Mas em nenhum pensador a oposição entre essas duas atitudes aparece de forma mais marcada e explícita (ou pelo menos mais interessante) do que em Schopenhauer.

Segundo este pensador alemão, a essência de todas as coisas e de nós mesmos é aquilo que ele chamou de Vontade. Esta força propulsora que move todas as coisas se manifesta nos seres humanos como um desejar inestancável e nunca satisfeito.

Um querer infinito, sobre o qual não temos controle, nos lança continuamente em direção ao mundo e às coisas que o compõem, de modo que tão logo alcancemos um objeto desse querer, já outro objeto se apresenta tomando o lugar do primeiro e nos mantendo presos às malhas do desejo.

Ora, todo desejo provém de uma carência, de uma falta, e, por isso causa sofrimento e é expressão do sofrimento.

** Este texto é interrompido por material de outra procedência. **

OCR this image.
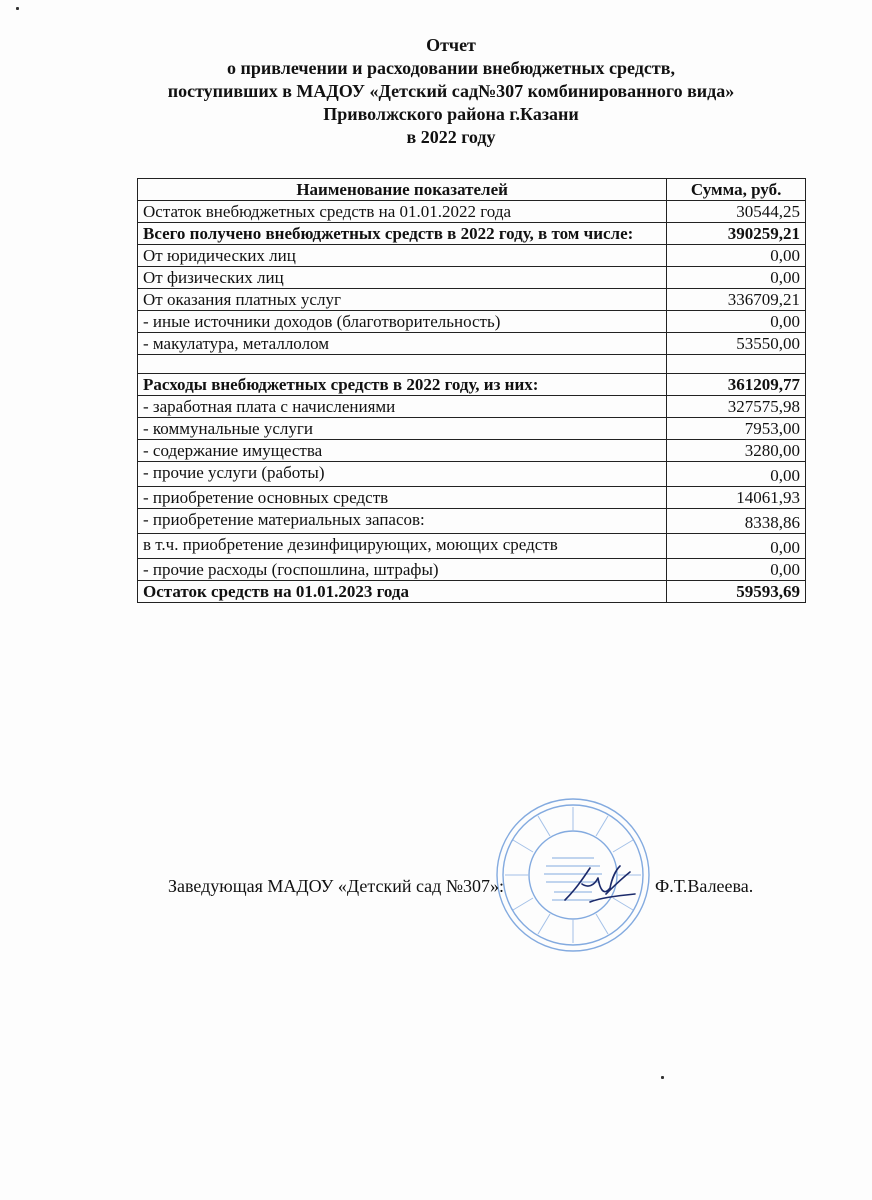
Отчет
о привлечении и расходовании внебюджетных средств,
поступивших в МАДОУ «Детский сад№307 комбинированного вида»
Приволжского района г.Казани
в 2022 году
Наименование показателей	Сумма, руб.
Остаток внебюджетных средств на 01.01.2022 года	30544,25
Всего получено внебюджетных средств в 2022 году, в том числе:	390259,21
От юридических лиц	0,00
От физических лиц	0,00
От оказания платных услуг	336709,21
- иные источники доходов (благотворительность)	0,00
- макулатура, металлолом	53550,00

Расходы внебюджетных средств в 2022 году, из них:	361209,77
- заработная плата с начислениями	327575,98
- коммунальные услуги	7953,00
- содержание имущества	3280,00
- прочие услуги (работы)	0,00
- приобретение основных средств	14061,93
- приобретение материальных запасов:	8338,86
в т.ч. приобретение дезинфицирующих, моющих средств	0,00
- прочие расходы (госпошлина, штрафы)	0,00
Остаток средств на 01.01.2023 года	59593,69
Заведующая МАДОУ «Детский сад №307»:	Ф.Т.Валеева.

Viver, portanto, é, em essência, sofrer. Só podemos escapar a esse sofrimento – cuja cessação interpretamos como prazer – quando, de alguma maneira, o império da Vontade não mais tem poder sobre nós, quando conseguimos parar de desejar. Isto acontece, por exemplo, durante a contemplação estética da beleza.

Esta contemplação se instaura quando deixamos de considerar um objeto através do Intelecto, que nada mais é que um instrumento da Vontade. Pelo Intelecto, consideramos um objeto segundo suas relações com todos os outros e com o todo do mundo; como uma coisa individual entre outras coisas individuais.

Já na contemplação estética, toda a nossa atenção se concentra em um único objeto: apenas ele ocupa nossa consciência, como se só ele existisse e nos hipnotizasse a ponto de esquecermos, ou deixarmos de lado, as relações causais e espaço-temporais pelas quais ele se liga à realidade empírica.

E assim como em nossa contemplação o objeto “se destaca” de suas relações com o mundo, nós também nos destacamos das relações pelas quais nosso querer nos liga a esse mundo. Pois é pelo Intelecto que nos situamos no meio das coisas e nos afirmamos como um eu independente e separado do mundo.

Mas é precisamente esse eu individual que está constantemente a desejar e a sofrer por isso. Quando o Intelecto cede lugar à contemplação estética, abandonamos nossa individualidade para sentirmos profundamente nossa ligação essencial com o todo.

Com isso, abandonamos também nossa vontade individual, que é a fonte de nosso sofrimento. A beleza é então o bálsamo que nos liberta e nos alivia do martírio do querer.